SB0123
UT
passed
Privacy and Cybersecurity Amendments
Government Records
Technology
Public Funds and Accounts
Government Operations (State Issues)
Sunsets and Repealers
Data and Cyber Security
Public Utilities and Technology
Division of Technology Services
Department of Government Operations
Internet Protocols
privacy
Plain-English summary
1. **ONE-SENTENCE SUMMARY:** SB0123 establishes new privacy and cybersecurity requirements for businesses in Utah to protect consumer data.
2. **KEY REQUIREMENTS:**
- Implement reasonable data security measures to protect personal information.

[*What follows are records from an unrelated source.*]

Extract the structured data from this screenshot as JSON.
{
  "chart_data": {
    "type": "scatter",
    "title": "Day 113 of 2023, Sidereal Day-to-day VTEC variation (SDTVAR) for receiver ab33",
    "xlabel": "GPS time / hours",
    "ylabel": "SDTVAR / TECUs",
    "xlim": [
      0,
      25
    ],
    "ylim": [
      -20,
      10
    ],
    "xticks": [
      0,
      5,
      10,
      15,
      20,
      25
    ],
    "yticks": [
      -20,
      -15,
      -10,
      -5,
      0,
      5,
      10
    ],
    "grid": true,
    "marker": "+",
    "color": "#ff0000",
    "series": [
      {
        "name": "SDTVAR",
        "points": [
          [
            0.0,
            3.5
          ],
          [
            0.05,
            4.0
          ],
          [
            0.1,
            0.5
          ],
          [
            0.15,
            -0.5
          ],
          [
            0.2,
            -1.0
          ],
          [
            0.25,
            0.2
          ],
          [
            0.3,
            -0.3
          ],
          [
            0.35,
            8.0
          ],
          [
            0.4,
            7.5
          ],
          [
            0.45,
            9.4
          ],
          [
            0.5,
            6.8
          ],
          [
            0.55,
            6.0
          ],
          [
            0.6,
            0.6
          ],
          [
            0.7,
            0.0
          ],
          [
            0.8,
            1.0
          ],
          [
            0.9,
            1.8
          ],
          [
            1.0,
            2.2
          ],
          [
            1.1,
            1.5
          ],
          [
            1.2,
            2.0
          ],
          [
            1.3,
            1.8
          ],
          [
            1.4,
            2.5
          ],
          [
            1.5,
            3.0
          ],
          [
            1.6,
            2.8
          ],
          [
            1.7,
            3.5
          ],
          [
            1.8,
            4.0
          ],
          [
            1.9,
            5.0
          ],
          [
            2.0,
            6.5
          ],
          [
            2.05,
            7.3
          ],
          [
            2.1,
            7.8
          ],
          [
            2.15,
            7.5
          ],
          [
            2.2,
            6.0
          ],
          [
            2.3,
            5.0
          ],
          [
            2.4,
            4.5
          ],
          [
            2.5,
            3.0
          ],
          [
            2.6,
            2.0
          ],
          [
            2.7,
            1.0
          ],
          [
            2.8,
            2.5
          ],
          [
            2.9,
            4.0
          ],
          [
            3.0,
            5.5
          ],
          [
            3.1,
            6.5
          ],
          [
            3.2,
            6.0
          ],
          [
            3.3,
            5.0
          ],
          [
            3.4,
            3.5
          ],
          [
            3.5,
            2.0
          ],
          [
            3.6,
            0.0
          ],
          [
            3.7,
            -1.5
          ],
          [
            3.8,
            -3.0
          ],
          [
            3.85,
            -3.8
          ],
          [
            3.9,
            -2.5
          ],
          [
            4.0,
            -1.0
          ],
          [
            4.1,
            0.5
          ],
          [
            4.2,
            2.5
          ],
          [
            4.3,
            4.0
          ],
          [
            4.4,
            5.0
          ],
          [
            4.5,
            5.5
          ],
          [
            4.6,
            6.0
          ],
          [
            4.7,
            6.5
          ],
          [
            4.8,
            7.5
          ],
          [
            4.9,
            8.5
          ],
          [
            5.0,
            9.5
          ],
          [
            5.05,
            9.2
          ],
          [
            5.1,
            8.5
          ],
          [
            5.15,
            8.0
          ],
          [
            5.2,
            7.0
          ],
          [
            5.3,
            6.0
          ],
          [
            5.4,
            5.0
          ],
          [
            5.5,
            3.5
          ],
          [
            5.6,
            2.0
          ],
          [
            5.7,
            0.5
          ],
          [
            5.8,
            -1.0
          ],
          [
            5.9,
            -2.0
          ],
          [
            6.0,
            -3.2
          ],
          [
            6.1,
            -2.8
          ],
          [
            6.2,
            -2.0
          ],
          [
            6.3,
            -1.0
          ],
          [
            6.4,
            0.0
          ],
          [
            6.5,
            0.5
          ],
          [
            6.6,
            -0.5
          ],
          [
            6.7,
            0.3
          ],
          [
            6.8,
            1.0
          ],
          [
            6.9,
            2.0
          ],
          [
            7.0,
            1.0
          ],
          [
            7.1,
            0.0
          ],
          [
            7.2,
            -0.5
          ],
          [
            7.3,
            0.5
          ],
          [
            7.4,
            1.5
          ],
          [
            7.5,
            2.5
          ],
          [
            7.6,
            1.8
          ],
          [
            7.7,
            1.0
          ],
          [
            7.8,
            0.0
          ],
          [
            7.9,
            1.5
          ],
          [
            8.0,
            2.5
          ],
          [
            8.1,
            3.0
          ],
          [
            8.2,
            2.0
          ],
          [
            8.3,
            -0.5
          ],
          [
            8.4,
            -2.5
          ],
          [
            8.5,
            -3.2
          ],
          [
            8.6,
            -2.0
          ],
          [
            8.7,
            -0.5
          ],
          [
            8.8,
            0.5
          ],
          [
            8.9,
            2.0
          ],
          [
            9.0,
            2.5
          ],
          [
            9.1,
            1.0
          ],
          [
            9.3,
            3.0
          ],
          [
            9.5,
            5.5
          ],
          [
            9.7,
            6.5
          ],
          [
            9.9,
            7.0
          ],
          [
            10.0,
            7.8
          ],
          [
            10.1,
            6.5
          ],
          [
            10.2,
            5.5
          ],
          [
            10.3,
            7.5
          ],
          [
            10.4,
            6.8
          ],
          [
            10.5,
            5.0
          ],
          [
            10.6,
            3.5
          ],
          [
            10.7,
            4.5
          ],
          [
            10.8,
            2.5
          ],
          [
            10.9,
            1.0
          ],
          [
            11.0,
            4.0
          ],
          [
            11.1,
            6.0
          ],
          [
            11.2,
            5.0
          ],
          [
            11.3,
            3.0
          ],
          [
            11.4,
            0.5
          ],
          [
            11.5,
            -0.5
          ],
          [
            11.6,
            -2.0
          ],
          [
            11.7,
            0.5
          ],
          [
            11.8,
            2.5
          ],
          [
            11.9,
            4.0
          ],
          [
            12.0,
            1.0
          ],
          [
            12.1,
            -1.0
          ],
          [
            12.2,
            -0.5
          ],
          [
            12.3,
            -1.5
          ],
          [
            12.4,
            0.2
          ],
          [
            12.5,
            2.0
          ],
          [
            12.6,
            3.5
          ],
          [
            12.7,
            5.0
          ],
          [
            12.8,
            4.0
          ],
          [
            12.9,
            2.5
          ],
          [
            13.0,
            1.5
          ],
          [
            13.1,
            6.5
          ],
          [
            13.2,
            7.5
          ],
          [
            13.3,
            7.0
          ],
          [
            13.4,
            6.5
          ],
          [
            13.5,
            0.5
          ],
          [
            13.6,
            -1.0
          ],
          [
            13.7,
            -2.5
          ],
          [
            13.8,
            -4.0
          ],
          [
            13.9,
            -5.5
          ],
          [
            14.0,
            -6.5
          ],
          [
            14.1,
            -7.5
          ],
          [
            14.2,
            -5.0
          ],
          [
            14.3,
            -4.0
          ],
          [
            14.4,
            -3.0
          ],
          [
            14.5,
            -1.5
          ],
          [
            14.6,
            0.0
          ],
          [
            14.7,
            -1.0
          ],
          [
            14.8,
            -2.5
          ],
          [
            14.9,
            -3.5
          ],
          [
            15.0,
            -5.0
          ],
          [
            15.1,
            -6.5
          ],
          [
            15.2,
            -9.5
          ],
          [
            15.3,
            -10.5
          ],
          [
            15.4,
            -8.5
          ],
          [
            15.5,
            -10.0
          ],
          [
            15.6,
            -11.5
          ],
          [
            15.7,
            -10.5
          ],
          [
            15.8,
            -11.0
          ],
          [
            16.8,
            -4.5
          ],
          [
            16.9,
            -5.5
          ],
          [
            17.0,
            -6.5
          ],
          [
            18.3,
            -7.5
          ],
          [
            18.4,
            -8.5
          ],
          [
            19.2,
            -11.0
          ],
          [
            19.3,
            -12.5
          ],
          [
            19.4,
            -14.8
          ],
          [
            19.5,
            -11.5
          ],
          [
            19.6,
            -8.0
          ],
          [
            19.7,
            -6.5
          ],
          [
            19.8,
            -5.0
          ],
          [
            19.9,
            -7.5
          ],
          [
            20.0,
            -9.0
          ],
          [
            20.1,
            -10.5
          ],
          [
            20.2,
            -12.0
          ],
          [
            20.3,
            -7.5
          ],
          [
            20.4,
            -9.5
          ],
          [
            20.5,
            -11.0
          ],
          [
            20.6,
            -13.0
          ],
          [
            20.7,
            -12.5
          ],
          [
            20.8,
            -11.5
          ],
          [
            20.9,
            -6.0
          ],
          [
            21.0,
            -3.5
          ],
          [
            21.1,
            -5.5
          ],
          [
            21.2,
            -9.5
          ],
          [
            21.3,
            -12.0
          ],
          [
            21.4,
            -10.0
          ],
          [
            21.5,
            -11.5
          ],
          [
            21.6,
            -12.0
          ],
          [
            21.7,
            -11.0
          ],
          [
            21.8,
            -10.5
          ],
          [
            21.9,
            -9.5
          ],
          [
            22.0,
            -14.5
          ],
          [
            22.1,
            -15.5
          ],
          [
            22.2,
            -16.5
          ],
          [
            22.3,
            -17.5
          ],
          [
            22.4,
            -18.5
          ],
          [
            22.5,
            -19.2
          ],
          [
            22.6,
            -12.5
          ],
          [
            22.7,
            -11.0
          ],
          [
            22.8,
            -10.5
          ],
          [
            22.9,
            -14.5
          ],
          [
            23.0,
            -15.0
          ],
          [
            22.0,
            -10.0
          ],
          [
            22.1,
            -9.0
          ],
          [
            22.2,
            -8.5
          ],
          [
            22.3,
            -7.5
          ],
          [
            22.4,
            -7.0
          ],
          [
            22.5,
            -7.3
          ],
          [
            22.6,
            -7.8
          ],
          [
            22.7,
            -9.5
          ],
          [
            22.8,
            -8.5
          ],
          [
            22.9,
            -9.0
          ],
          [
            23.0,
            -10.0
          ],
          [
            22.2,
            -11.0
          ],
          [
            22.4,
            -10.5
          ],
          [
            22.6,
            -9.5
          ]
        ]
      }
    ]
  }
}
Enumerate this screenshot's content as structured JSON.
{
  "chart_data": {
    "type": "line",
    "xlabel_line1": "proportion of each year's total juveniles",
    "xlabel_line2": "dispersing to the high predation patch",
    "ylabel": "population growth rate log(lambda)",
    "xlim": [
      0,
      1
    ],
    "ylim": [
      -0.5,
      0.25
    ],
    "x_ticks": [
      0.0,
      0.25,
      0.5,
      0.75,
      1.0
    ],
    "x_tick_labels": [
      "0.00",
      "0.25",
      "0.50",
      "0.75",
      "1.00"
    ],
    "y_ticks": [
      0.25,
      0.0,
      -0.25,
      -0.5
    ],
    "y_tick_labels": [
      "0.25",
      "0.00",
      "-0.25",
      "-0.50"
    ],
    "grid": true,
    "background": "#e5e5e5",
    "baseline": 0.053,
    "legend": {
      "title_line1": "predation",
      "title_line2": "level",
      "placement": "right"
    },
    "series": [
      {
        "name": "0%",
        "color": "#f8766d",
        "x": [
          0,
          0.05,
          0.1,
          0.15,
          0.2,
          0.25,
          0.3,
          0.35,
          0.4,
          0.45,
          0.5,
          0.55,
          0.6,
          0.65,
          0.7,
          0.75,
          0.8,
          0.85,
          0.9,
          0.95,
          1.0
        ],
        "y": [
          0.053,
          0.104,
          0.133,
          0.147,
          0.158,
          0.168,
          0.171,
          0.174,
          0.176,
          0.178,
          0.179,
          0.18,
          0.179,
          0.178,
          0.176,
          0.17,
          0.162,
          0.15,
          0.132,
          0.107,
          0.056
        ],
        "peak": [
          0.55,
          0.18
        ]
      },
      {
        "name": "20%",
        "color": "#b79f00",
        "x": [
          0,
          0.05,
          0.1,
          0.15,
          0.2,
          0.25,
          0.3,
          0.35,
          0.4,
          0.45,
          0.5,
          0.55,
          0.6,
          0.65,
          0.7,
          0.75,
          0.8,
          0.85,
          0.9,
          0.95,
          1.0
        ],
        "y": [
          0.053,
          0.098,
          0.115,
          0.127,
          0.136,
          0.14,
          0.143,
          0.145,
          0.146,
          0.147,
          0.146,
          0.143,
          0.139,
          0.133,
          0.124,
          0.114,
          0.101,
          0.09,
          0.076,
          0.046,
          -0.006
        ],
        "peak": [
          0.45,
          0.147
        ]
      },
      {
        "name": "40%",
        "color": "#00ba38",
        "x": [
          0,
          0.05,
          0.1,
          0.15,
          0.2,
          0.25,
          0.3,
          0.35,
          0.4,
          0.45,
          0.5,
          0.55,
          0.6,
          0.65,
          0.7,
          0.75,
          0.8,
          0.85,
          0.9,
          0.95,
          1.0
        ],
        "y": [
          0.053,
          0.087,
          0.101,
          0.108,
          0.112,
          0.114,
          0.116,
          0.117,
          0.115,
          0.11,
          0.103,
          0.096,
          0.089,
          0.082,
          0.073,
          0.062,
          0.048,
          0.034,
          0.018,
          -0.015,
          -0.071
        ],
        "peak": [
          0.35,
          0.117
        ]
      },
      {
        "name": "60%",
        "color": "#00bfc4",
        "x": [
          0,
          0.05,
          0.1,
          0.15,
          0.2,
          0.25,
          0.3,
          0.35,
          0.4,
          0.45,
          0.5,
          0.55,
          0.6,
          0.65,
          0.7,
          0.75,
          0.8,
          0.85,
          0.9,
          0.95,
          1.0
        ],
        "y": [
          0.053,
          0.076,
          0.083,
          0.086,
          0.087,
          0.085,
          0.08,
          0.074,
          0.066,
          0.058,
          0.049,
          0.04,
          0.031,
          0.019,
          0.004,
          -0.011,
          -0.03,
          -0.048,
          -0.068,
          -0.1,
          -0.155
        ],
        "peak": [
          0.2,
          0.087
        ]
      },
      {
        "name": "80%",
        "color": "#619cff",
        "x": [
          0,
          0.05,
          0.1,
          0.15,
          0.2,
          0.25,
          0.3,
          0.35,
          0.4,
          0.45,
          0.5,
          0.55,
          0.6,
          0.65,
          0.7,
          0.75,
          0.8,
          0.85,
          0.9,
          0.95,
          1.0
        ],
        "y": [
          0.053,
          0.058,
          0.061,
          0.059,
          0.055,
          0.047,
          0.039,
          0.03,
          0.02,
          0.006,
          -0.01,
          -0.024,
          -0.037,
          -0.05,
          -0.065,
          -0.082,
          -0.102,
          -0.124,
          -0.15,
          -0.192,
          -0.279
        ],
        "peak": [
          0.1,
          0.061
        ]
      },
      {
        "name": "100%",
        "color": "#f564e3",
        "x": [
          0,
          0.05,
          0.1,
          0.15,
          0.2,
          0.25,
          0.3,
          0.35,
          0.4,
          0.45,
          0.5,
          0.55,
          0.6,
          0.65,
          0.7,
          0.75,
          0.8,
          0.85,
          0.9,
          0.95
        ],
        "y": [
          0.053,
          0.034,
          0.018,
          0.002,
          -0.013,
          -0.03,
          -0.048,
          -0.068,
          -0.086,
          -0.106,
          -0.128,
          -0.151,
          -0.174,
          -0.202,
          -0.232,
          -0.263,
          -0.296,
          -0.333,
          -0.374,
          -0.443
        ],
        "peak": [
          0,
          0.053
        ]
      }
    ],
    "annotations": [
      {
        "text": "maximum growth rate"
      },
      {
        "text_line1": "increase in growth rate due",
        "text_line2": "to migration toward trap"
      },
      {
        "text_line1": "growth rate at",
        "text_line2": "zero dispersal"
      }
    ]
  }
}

- Create a clear privacy policy that explains how consumer data is collected, used, and shared.
- Allow consumers to access, correct, and delete their personal information upon request.
- Report data breaches to affected consumers and the state within a specified timeframe.
3. **DEADLINES:**
- Effective Date: January 1, 2024.
- Compliance Deadline: Businesses must be fully compliant with the new requirements by this date.
4. **PENALTIES:**
- Fines for non-compliance can reach up to $7,500 per violation.
- The state may initiate enforcement actions against businesses that fail to comply.
5. **SMB IMPACT:** Small businesses will need to invest time and resources to update their data protection practices and privacy policies, but compliance can enhance customer trust and protect against potential fines.
Source description
Privacy and Cybersecurity Amendments
Not legal advice. Summaries are generated by AI from publicly available bill text and may contain errors or omissions. Always consult counsel before making compliance decisions.